The above example is very simple but gives a rough impression on its possibilities.

6.1.1. Working with Django-Filter

django-filter is a generic, reusable application to alleviate writing some of the more mundane bits of view code. Specifically, it allows users to filter down a queryset based on a model’s fields, displaying the form to let them do this.

REST framework also includes support for generic filtering backends that allow you to easily construct complex searches and filters.

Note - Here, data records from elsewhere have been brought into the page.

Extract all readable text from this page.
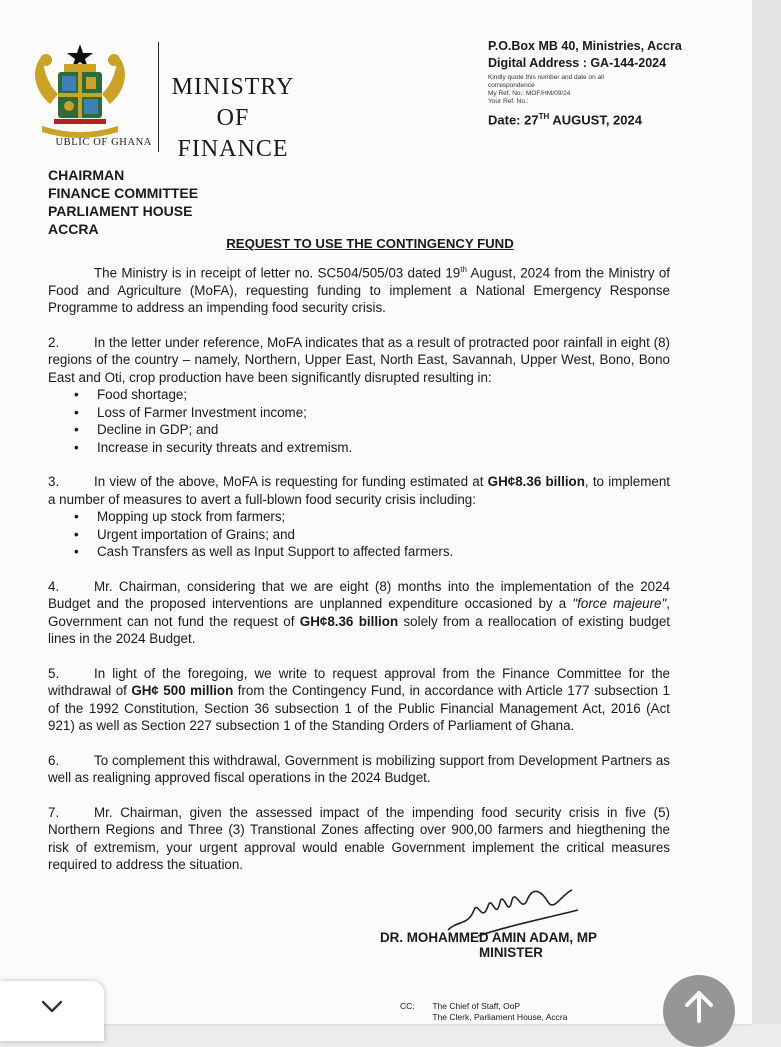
UBLIC OF GHANA
MINISTRY
OF
FINANCE
P.O.Box MB 40, Ministries, Accra
Digital Address : GA-144-2024
Kindly quote this number and date on all
correspondence
My Ref. No.: MOF/HM/09/24
Your Ref. No.:
Date: 27TH AUGUST, 2024
CHAIRMAN
FINANCE COMMITTEE
PARLIAMENT HOUSE
ACCRA
REQUEST TO USE THE CONTINGENCY FUND

The Ministry is in receipt of letter no. SC504/505/03 dated 19th August, 2024 from the Ministry of Food and Agriculture (MoFA), requesting funding to implement a National Emergency Response Programme to address an impending food security crisis.

2.	In the letter under reference, MoFA indicates that as a result of protracted poor rainfall in eight (8) regions of the country – namely, Northern, Upper East, North East, Savannah, Upper West, Bono, Bono East and Oti, crop production have been significantly disrupted resulting in:

• Food shortage;
• Loss of Farmer Investment income;
• Decline in GDP; and
• Increase in security threats and extremism.

3.	In view of the above, MoFA is requesting for funding estimated at GH¢8.36 billion, to implement a number of measures to avert a full-blown food security crisis including:

• Mopping up stock from farmers;
• Urgent importation of Grains; and
• Cash Transfers as well as Input Support to affected farmers.

4.	Mr. Chairman, considering that we are eight (8) months into the implementation of the 2024 Budget and the proposed interventions are unplanned expenditure occasioned by a "force majeure", Government can not fund the request of GH¢8.36 billion solely from a reallocation of existing budget lines in the 2024 Budget.

5.	In light of the foregoing, we write to request approval from the Finance Committee for the withdrawal of GH¢ 500 million from the Contingency Fund, in accordance with Article 177 subsection 1 of the 1992 Constitution, Section 36 subsection 1 of the Public Financial Management Act, 2016 (Act 921) as well as Section 227 subsection 1 of the Standing Orders of Parliament of Ghana.

6.	To complement this withdrawal, Government is mobilizing support from Development Partners as well as realigning approved fiscal operations in the 2024 Budget.

7.	Mr. Chairman, given the assessed impact of the impending food security crisis in five (5) Northern Regions and Three (3) Transtional Zones affecting over 900,00 farmers and hiegthening the risk of extremism, your urgent approval would enable Government implement the critical measures required to address the situation.

DR. MOHAMMED AMIN ADAM, MP
MINISTER
CC: The Chief of Staff, OoP
The Clerk, Parliament House, Accra
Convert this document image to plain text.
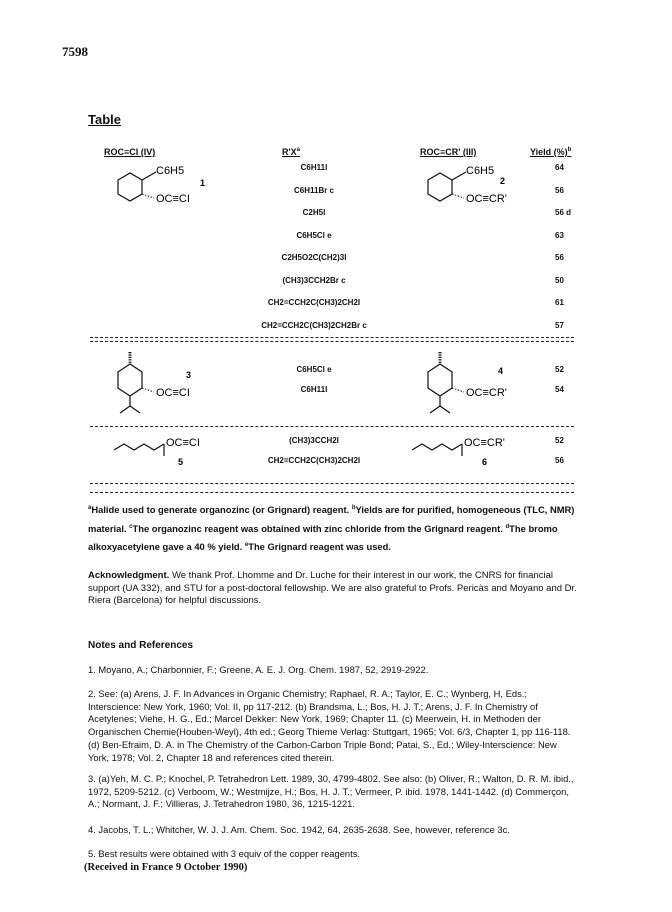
7598
Table
ROC≡CI (IV)	$R'X^a$	ROC≡CR' (III)	Yield (%)$^b$
C6H5
OC≡CI
1
C6H5
OC≡CR'
2
C6H11I	64
C6H11Br c	56
C2H5I	56 d
C6H5Cl e	63
C2H5O2C(CH2)3I	56
(CH3)3CCH2Br c	50
CH2=CCH2C(CH3)2CH2I	61
CH2=CCH2C(CH3)2CH2Br c	57
OC≡CI
3
OC≡CR'
4
C6H5Cl e	52
C6H11I	54
OC≡CI
5
OC≡CR'
6
(CH3)3CCH2I	52
CH2=CCH2C(CH3)2CH2I	56
$^a$Halide used to generate organozinc (or Grignard) reagent. $^b$Yields are for purified, homogeneous (TLC, NMR) material. $^c$The organozinc reagent was obtained with zinc chloride from the Grignard reagent. $^d$The bromo alkoxyacetylene gave a 40 % yield. $^e$The Grignard reagent was used.
Acknowledgment. We thank Prof. Lhomme and Dr. Luche for their interest in our work, the CNRS for financial support (UA 332), and STU for a post-doctoral fellowship. We are also grateful to Profs. Pericàs and Moyano and Dr. Riera (Barcelona) for helpful discussions.
Notes and References
1. Moyano, A.; Charbonnier, F.; Greene, A. E. J. Org. Chem. 1987, 52, 2919-2922.
2. See: (a) Arens, J. F. In Advances in Organic Chemistry; Raphael, R. A.; Taylor, E. C.; Wynberg, H, Eds.; Interscience: New York, 1960; Vol. II, pp 117-212. (b) Brandsma, L.; Bos, H. J. T.; Arens, J. F. In Chemistry of Acetylenes; Viehe, H. G., Ed.; Marcel Dekker: New York, 1969; Chapter 11. (c) Meerwein, H. in Methoden der Organischen Chemie(Houben-Weyl), 4th ed.; Georg Thieme Verlag: Stuttgart, 1965; Vol. 6/3, Chapter 1, pp 116-118. (d) Ben-Efraim, D. A. in The Chemistry of the Carbon-Carbon Triple Bond; Patai, S., Ed.; Wiley-Interscience: New York, 1978; Vol. 2, Chapter 18 and references cited therein.
3. (a)Yeh, M. C. P.; Knochel, P. Tetrahedron Lett. 1989, 30, 4799-4802. See also: (b) Oliver, R.; Walton, D. R. M. ibid., 1972, 5209-5212. (c) Verboom, W.; Westmijze, H.; Bos, H. J. T.; Vermeer, P. ibid. 1978, 1441-1442. (d) Commerçon, A.; Normant, J. F.; Villieras, J. Tetrahedron 1980, 36, 1215-1221.
4. Jacobs, T. L.; Whitcher, W. J. J. Am. Chem. Soc. 1942, 64, 2635-2638. See, however, reference 3c.
5. Best results were obtained with 3 equiv of the copper reagents.
(Received in France 9 October 1990)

By creating a class which inherit from django_filters.FilterSet, we can build filters against each attribute of our product. This filter then uses the passed in query parameters to restrict the set of products available from our catalog:

myshop/filters.py
import django_filters

class ProductFilter(django_filters.FilterSet):
    width = django_filters.RangeFilter(name='width')
    props = django_filters.MethodFilter(action='filter_properties', widget=SelectMultiple)

    class Meta:
        model = OurProduct
        fields = ['width', 'props']

    def filter_properties(self, queryset, values):
        for value in values:
            queryset = queryset.filter(properties=value)
        return queryset

This example assumes that OurProduct has a numeric attribute named width and a many-to-many field named properties.

We then can add this filter to the list view for our products. In djangoSHOP we normally do this through the url patterns:

myshop/urls.py
urlpatterns = patterns('',
    url(r'^$', ProductListView.as_view(
        serializer_class=ProductSummarySerializer,
        filter_class=ProductFilter,
    )),
    # other patterns
)

By appending ?props=17 to the URL, the above filter class will restrict the products in our list view to those with a property of 17.